By invoking provisions of the PREP Act, the HHS secretary can wield broad authority to declare an emergency, which in turn would trigger drug company immunity from liability at any time, thereby conferring upon drug companies legal immunity for harm caused by their misconduct. The immunity that could be conferred on drug and vaccine manufacturers can be applied regardless of wrongdoing by affected drug companies.

==Definitions==
The PREP Act defines terms such as covered countermeasure and qualified pandemic or epidemic product in terms related to the Federal Food, Drug, and Cosmetic Act of 1938, specifically section 201(g) drugs and section 201(h) medical devices. The definitions of security countermeasure and biological product are related only internally.

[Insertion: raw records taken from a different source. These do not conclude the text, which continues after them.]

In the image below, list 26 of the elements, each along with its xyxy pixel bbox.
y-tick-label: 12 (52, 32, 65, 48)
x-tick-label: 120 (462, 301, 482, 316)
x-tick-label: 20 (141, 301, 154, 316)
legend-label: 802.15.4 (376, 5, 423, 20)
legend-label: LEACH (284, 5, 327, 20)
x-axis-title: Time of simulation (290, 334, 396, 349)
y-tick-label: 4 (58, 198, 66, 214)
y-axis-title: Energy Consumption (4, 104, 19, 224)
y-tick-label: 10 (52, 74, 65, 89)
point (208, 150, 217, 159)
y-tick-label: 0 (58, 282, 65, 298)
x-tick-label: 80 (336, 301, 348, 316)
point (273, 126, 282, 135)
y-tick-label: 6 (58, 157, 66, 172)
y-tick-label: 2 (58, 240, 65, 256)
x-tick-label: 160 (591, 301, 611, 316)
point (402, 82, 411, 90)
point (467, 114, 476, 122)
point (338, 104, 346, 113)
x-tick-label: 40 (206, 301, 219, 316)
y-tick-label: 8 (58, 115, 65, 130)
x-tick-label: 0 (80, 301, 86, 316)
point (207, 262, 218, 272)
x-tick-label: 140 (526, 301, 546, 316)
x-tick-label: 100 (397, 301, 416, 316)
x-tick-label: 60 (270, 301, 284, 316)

PREPA covers many kinds of loss, including
1. death;
2. physical, mental, or emotional injury, illness, disability, or condition;
3. fear of physical, mental, or emotional injury, illness, disability, or condition, including any need for medical monitoring; and
4. loss of or damage to property, including business interruption loss.

==Opposition==

Numerous consumer organizations vigorously opposed the legislation, including A-CHAMP, Eagle Forum, and Public Citizen, as well as first responder organizations representing nurses, firemen and veterans. A-CHAMP ran a series of full page advertisements in various publications in opposition to the PREP Act. Because the legislation delegates broad legislative power to the executive branch of government, opponents view it as a violation of fundamental principles of the U.S. Constitution.

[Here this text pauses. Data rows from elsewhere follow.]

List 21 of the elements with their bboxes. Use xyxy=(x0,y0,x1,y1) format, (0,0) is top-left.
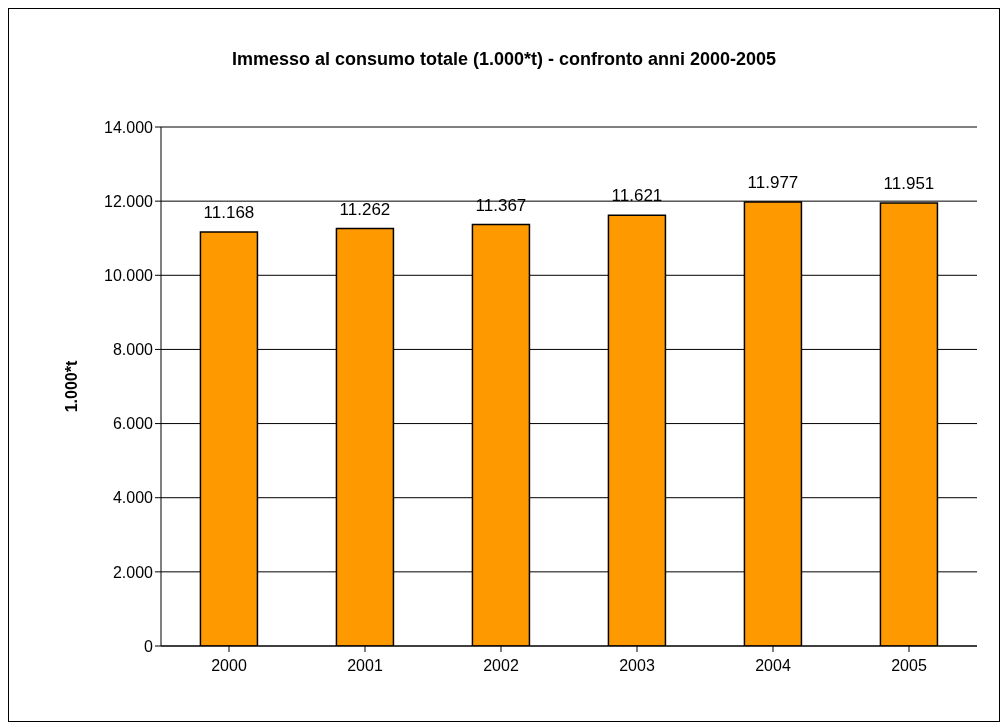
x-tick-label: 2004 xyxy=(755,657,791,675)
y-tick-label: 6.000 xyxy=(112,415,154,433)
data-label: 11.168 xyxy=(203,202,255,222)
x-tick-label: 2002 xyxy=(483,657,519,675)
data-label: 11.977 xyxy=(747,173,799,192)
y-tick-label: 4.000 xyxy=(112,489,154,507)
chart-title: Immesso al consumo totale (1.000*t) - confronto anni 2000-2005 xyxy=(230,49,778,70)
x-tick-label: 2001 xyxy=(347,657,383,675)
data-label: 11.951 xyxy=(883,173,935,193)
x-tick-label: 2005 xyxy=(891,657,927,675)
y-tick-label: 0 xyxy=(144,637,154,655)
data-label: 11.262 xyxy=(339,199,391,219)
y-tick-label: 12.000 xyxy=(104,192,154,210)
y-tick-label: 10.000 xyxy=(104,266,154,284)
x-tick-label: 2003 xyxy=(619,657,655,675)
x-tick-label: 2000 xyxy=(211,657,247,675)
y-tick-label: 8.000 xyxy=(112,341,154,359)
y-axis-title: 1.000*t xyxy=(62,360,80,413)
y-tick-label: 2.000 xyxy=(112,563,154,581)
y-tick-label: 14.000 xyxy=(104,118,154,136)
data-label: 11.621 xyxy=(611,186,663,206)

In 2005, Senator Edward Kennedy issued a statement demanding repeal of the PREPA legislation, while condemning the liability provisions as a giveaway to the drug industry. Kennedy said the bill makes it "essentially impossible" for injured parties to sue for damages, and that the measure allows common diseases to be used as a reason to activate the liability shield. Kennedy also asserted that one of the drug companies that lobbied for the PREP Act is Sanofi Pasteur, which was under Food and Drug Administration (FDA) investigation for being connected to at least five cases of Guillain–Barré syndrome asserted to have been caused by its meningococcal vaccine.

When the PREP Act legislation was presented, its broad liability shields, its potential for undermining state vaccine laws, and its consolidation of responsibility within the executive branch were misrepresented in Congress and media, according to critics, who note that it was portrayed instead as primarily concerned with preparations to combat the avian flu.

Opponents also contended that the PREP Act would contribute to the potential for abuse of discretion by the George W. Bush Administration, which was generally perceived as friendly to the drug industry. In particular, critics were concerned about the possibility that state laws banning thimerosal containing vaccines (TCVs) may be preempted. If the HHS secretary designates that a vaccine is a covered countermeasure, thimerosal (a mercury containing preservative) can be used in the vaccine, even in states that have enacted such bans.